You could say we're working both ends of the weather stick: on the one hand, we're forging ahead with May plantings. On the other had, we're watching with trepidation as the cold front approaches.
Breakfast is in the sun room, but not for reasons of any sunshine. Not today. They said cloudy and cold and they meant it.
In the meantime, there are cardboard boxes on the porch, waiting, waiting. One has cherry trees, the other has bulk perennials, waiting...
We ignore them. Ed has work, I have work, stuff to do, chores, work chores, all that.
And the skies stay a wimpy gray and the wind makes the air all that much cooler.
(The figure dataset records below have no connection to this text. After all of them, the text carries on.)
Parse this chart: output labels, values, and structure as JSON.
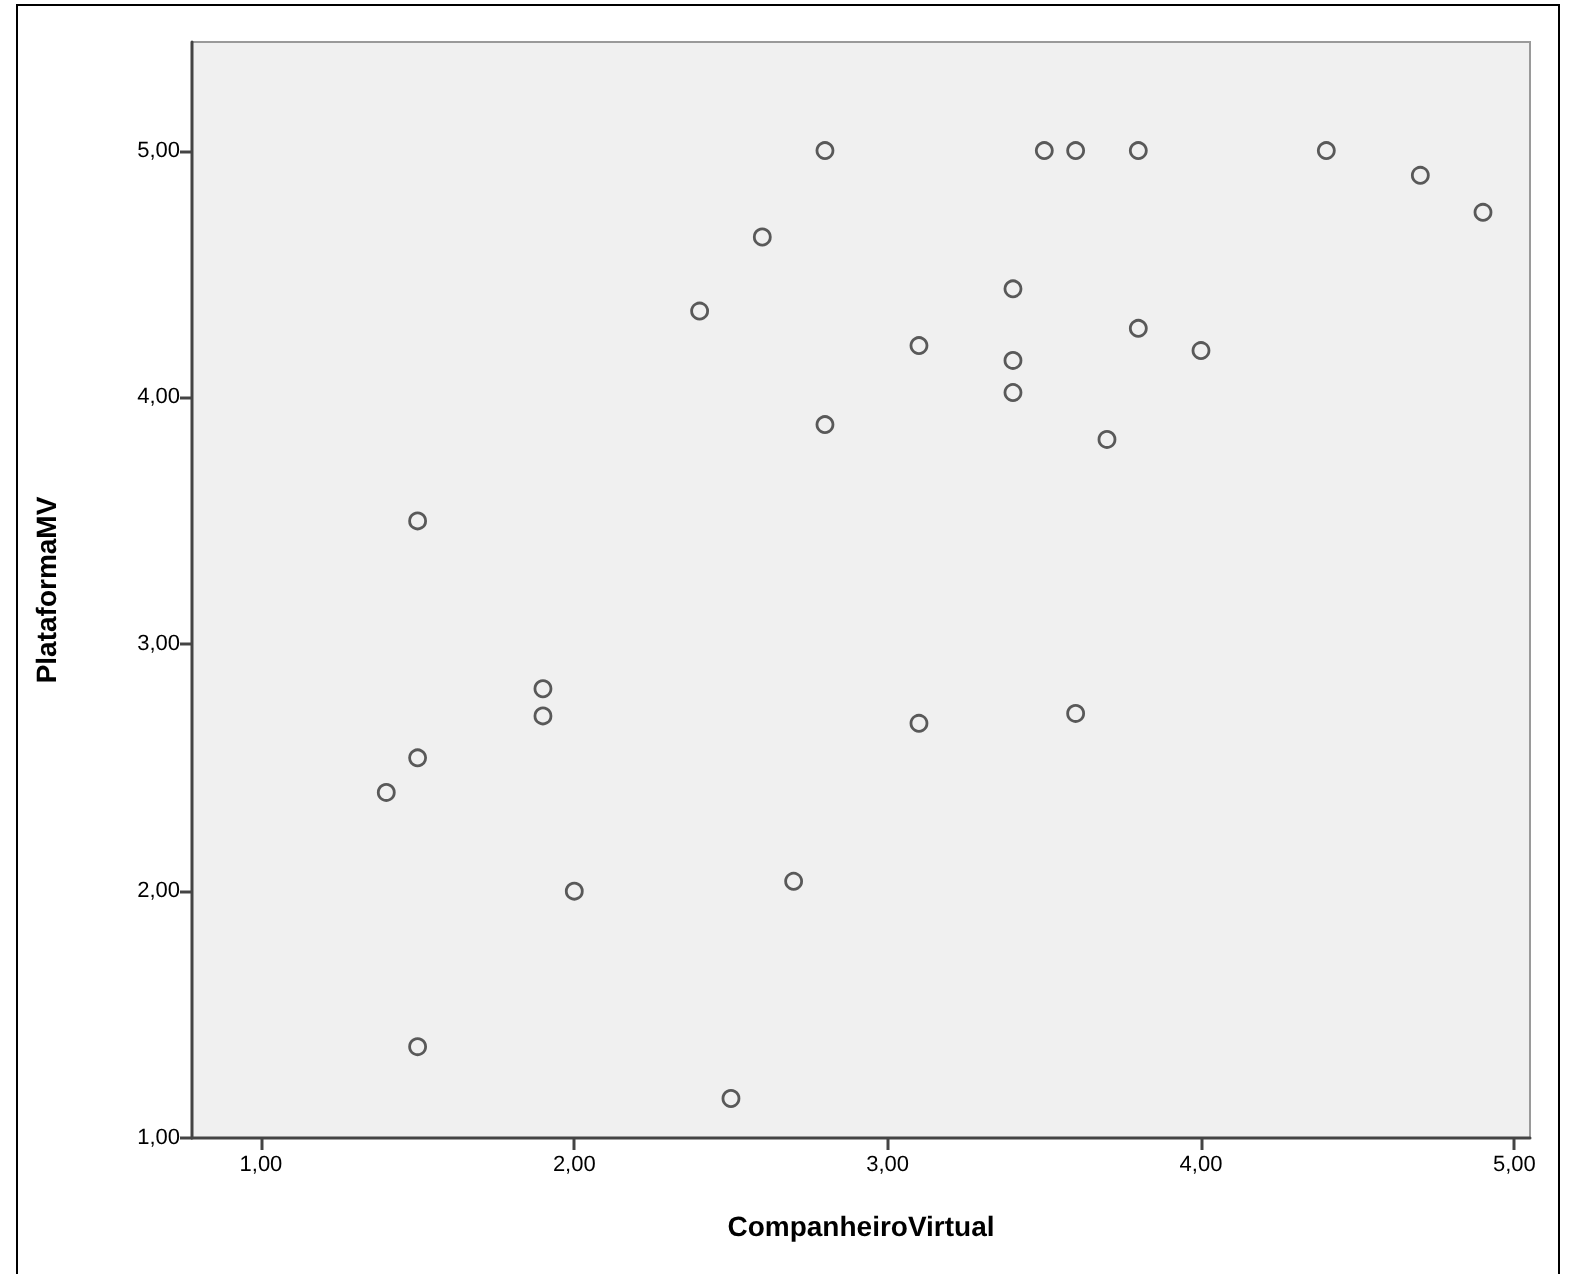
{
  "chart_data": {
    "type": "scatter",
    "xlabel": "CompanheiroVirtual",
    "ylabel": "PlataformaMV",
    "color": "#333333",
    "marker": "circle",
    "x": [
      2.8,
      2.6,
      2.4,
      2.8,
      1.5,
      3.5,
      3.6,
      3.8,
      4.4,
      4.7,
      4.9,
      3.4,
      3.1,
      3.8,
      4.0,
      3.4,
      3.4,
      3.7,
      1.9,
      1.9,
      1.5,
      1.4,
      2.0,
      2.7,
      1.5,
      2.5,
      3.1,
      3.6
    ],
    "values": [
      5.0,
      4.65,
      4.35,
      3.89,
      3.5,
      5.0,
      5.0,
      5.0,
      5.0,
      4.9,
      4.75,
      4.44,
      4.21,
      4.28,
      4.19,
      4.15,
      4.02,
      3.83,
      2.82,
      2.71,
      2.54,
      2.4,
      2.0,
      2.04,
      1.37,
      1.16,
      2.68,
      2.72
    ],
    "xlim": [
      0.78,
      5.05
    ],
    "xticks": [
      {
        "value": 1,
        "label": "1,00"
      },
      {
        "value": 2,
        "label": "2,00"
      },
      {
        "value": 3,
        "label": "3,00"
      },
      {
        "value": 4,
        "label": "4,00"
      },
      {
        "value": 5,
        "label": "5,00"
      }
    ],
    "ylim": [
      1,
      5.44
    ],
    "yticks": [
      {
        "value": 1,
        "label": "1,00"
      },
      {
        "value": 2,
        "label": "2,00"
      },
      {
        "value": 3,
        "label": "3,00"
      },
      {
        "value": 4,
        "label": "4,00"
      },
      {
        "value": 5,
        "label": "5,00"
      }
    ]
  }
}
Late lunch. I make pb&j sandwiches. Maybe we should plant the trees? -- this from Ed and he says it not without enthusiasm. As if working in the yard on a cold spring day is a gift. And maybe it is. There isn't the heat of the sun pounding at your back as you dig into the clay soil.
Trees in boxes... Wait, how many? Ed??
I have found his Achilles' heel: planting young trees. Fact is, the man who never likes to buy things, not ever and especially not new things, has in this case overbought. We had four cherries to replace. True. But I'm counting the arrivals and I see eight new ones. Plus four (and I hope only four) additional pears coming in next week. And grapes. Did I tell you we're starting to grow grapes too?
I stare at him now, trying hard to suppress a smile. But, but, they were such a good deal! And look! These are splendid! Tell people on Ocean to buy from Grandpa's Orchard in Michigan!
You might wonder -- what will we do with all the farm produce? We freeze tomatoes, okay, so maybe we can justify planting seventy tomato plants (the seeds were just so... prolific!), but all this fruit -- who'll eat it?
Me, I never can quite imagine that it will come to be in the way that it's supposed to be. You plant more because you'll get less than promised. That's a Polish mindset. Ed plants because he is a fan of growing things. Too much fruit? Not possible. He talks about having a stand by the road with fruits for sale.
Okay, I can see it! I tell him: a pretty little shed maybe? With tags describing the varieties?
Now wait a minute! Let's stay basic: a card table will do!
We're getting ahead of ourselves. At this point, our new orchard is full of sticks. The apples and pears survived last year's drought, but they barely grew. This year's additions are also in the baby stages of tree-dom. Here's a photo of Ed tidying up a planted cherry. (The observant person will notice that we have a wild asparagus stalk growing right at its base!)
It's not supposed to be extremely cold tonight. The two killer nights (as far as tomatoes go) are tomorrow and the night after. Get us through this weekend and we'll sail home with a smile!
Elsewhere on the farmette, trees are really coming into their best moment of blooms and delicate greens.
This is truly the month for the sweetest, gentlest petals. All pinks and whites. How can you not fall in love?
The rains had trampled down a number of daffodils, but that's okay -- it gives me an excuse to bring some home.
Tomorrow we'll attack the perennials. And we'll build cold weather shields for the sensitive tomatoes. Tomorrow. For now, a supper of our usuals, with asparagus for sure. In the mixture, there are a total of two stalks that we found on the farmette.